Siri's habit of collecting strays had begun when his original lodging was blown up and he was relocated to the suburbs. It hadn't seemed logical for a single man to live alone in such a mansion. Several down-and-outs had passed through over the previous year. Some had stayed. On the current roster, as far as he knew, were: Mr Inthanet, the puppet master from Luang Prabang; Mrs Fah, whose husband had been haunted to death, and her two children, Mee and Nounou; the two hopefully inactive prostitutes, Tong and Gongjai; Comrade Noo, the renegade monk fleeing the Thai junta; and a blind Hmong beggar, Pao, and his granddaughter, Lia, who had been swept from the road in front of Daeng's shop before the police could tidy them away. Then there were the baby twins, temporarily named Athit and Jun, awaiting collection, and that was a story in itself.

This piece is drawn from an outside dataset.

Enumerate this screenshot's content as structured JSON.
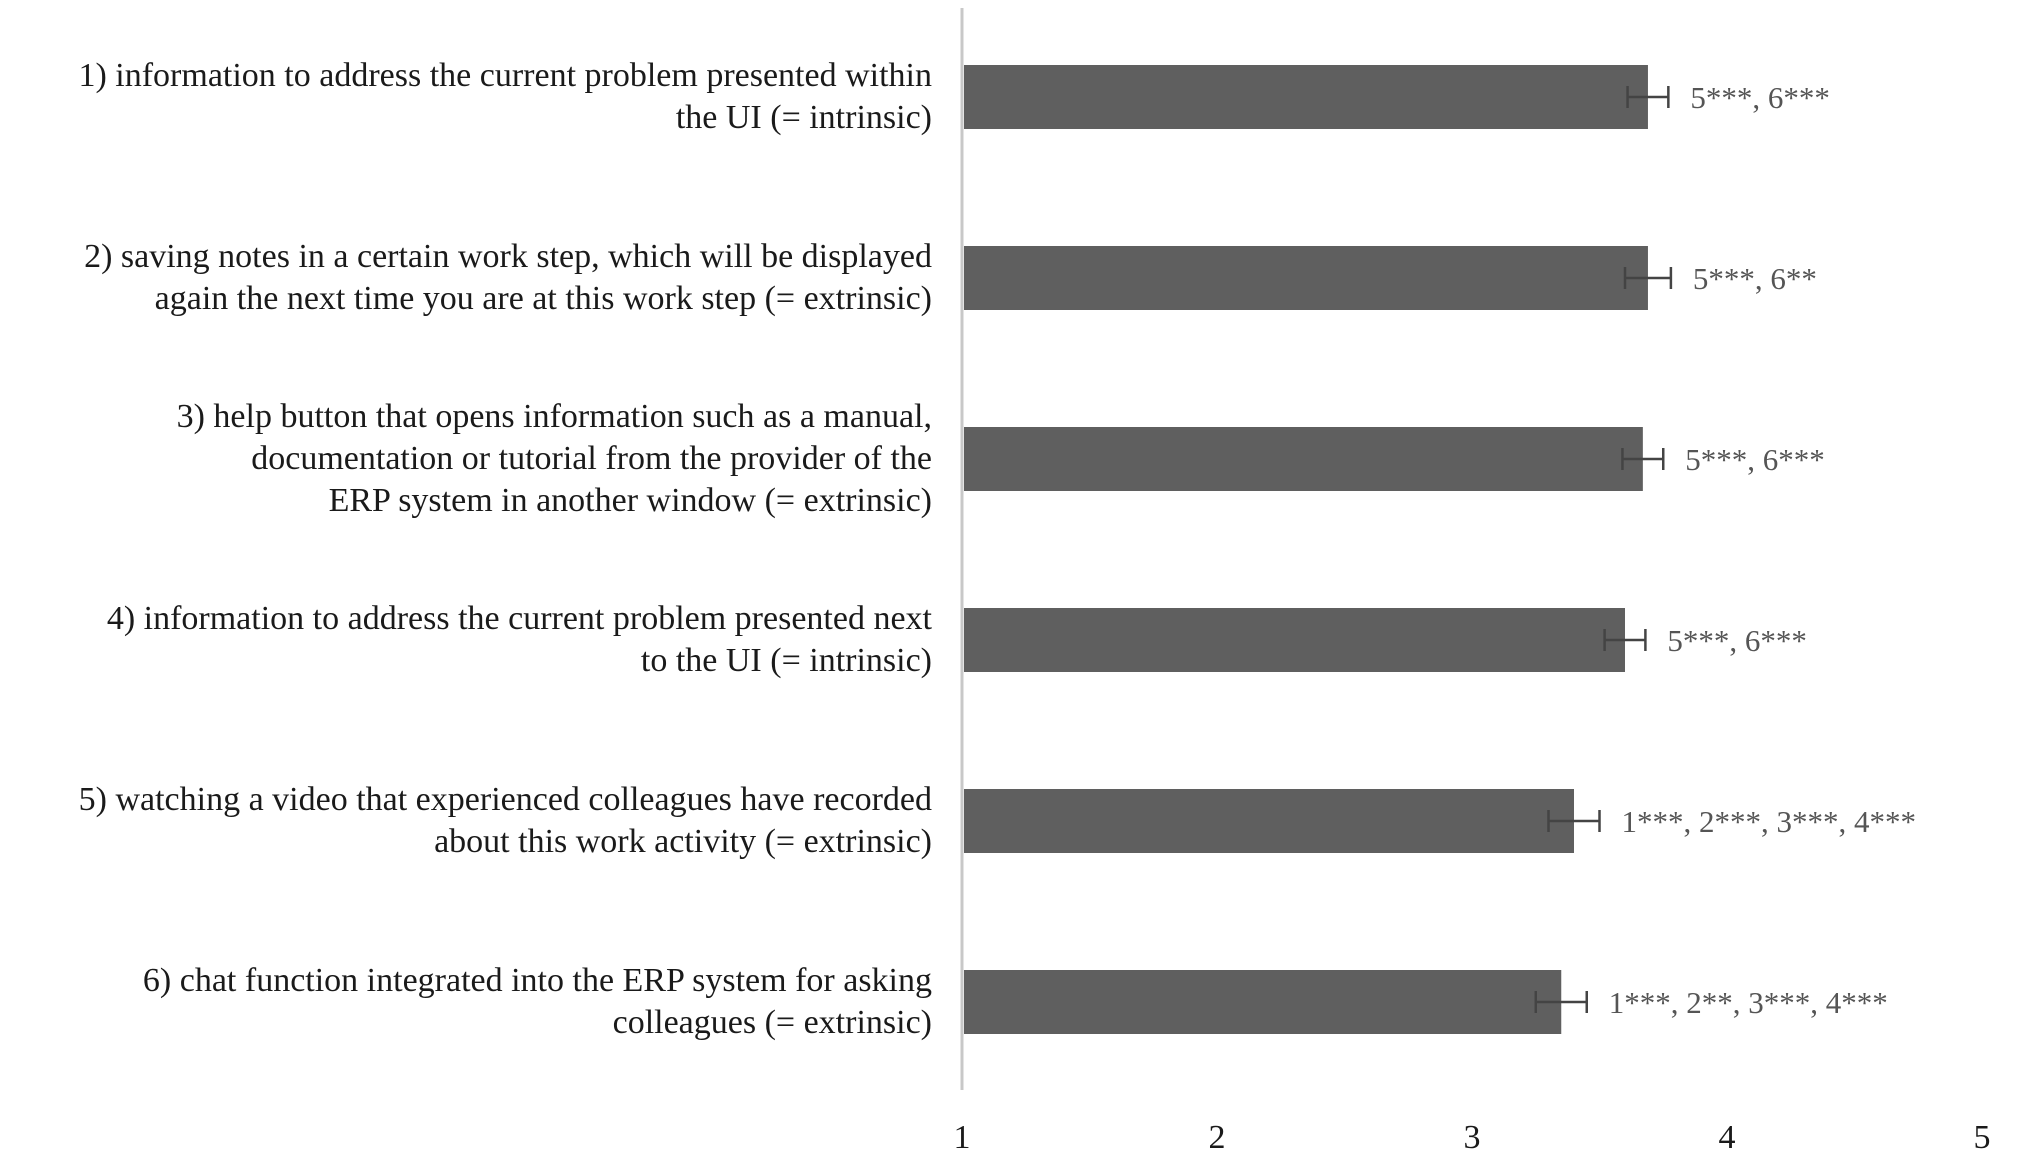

Siri and Daeng walked toward the front door and paused to look at the frozen children.
"I think they're dead," said Daeng.
"Stuffed probably," Siri added.
"You could do anything to them and they wouldn't feel it."
"You mean if I stick my finger up one of their nostrils…?"
Nounou, beneath the young lumyai tree, burst into laughter, and the others came to life giggling and pointing at their playmate.
"You lost," they shouted.
"That's not fair," Nounou pouted. "Grandfather's not in the game. He's not allowed."
Siri laughed, put his hands together in a polite nop of apology, and escorted Daeng inside. The source of the music was a large cassette recorder in the front room. It was so loud the machine was dancing back and forth on the concrete floor. Siri bent down and turned it off. Halfway down the hall, the handle of the roof umbrella hung down from a hole in the ceiling with a bucket attached to it. Through the open bedroom door to their left, they saw Pao and his granddaughter lying on a mattress. The old man's eyes stared wide at Siri even though the sound of snoring suggested he was in a deep sleep. Lia smiled and waved.